Spy Handler writes "On Wednesday during the launch of its new Sonoma Centrino Mobile, Intel put on a demonstration running a video game on a laptop. It matched the performance of a high-end Pentium 4 desktop running the same game, declared Intel. The contenders were a laptop sporting a 2.13 GHz Pentium M processor, 1GB RAM, and the Alviso chipset versus a desktop with a 3.6 GHz Pentium 4 with hyperthreading, 1GB RAM, and the Grantsdale chipset. Is this a testament to how far the Pentium Mobile architecture has come, or a sad comment on the clockspeed-pushing design of the Pentium 4?"

3 of 251 comments (clear)

  1. Both! by Theovon · · Score: 4, Insightful

    Intel's finally learning the lesson everyone else knew about 5 years ago. Too little, too late? Or can Centrino save them?

  2. Not enough information by holymoo · · Score: 5, Insightful

    hmm I would like to know which video game it ran to get equal performance. Also, was the game software rendered or was there a graphics chipset involved?
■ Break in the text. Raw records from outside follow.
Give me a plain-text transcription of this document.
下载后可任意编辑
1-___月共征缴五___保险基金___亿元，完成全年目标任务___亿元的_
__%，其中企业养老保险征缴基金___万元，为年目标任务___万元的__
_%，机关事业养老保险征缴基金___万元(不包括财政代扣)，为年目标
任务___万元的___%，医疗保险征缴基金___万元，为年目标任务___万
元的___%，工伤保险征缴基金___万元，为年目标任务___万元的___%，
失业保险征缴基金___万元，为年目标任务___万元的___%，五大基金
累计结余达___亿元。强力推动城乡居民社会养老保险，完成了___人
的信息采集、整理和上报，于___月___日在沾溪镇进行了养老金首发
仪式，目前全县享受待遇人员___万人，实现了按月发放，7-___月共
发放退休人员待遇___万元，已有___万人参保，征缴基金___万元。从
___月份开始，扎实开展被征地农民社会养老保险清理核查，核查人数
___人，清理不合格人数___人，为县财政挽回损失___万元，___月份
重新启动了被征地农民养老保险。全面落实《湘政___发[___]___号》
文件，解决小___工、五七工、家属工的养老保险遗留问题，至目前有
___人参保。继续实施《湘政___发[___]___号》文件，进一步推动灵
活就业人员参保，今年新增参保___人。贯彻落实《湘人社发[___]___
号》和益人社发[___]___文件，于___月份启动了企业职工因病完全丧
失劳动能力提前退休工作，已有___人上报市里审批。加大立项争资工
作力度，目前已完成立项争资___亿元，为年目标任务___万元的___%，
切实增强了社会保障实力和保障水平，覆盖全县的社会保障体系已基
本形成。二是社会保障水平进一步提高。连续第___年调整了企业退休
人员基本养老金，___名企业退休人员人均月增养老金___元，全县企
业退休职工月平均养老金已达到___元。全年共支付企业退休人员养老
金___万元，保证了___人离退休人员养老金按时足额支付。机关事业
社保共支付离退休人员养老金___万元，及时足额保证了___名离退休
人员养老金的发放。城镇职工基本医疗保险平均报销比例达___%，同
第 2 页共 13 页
  3. Why are we still married to clock speed? by Dagny+Taggert · · Score: 4, Insightful

    As an earlier poster mentioned, most newer games depend more on the GPU than the CPU; anything over 2Ghz is almost overkill.
    Intel and AMD are in the awkward position of needing to create a market for new processors in a world where a 1Ghz processor will do most office tasks brilliantly. They pushed speed, speed and more speed for so long that the average consumer doesn't give a whit about HyperThreading or anything else. Tech heads and researchers and universities are different, but is that enough to support to very large chip manufacturers forever?

    --
    Don't be a looter...and yes, I know that it's spelled with an "A" instead of an "E".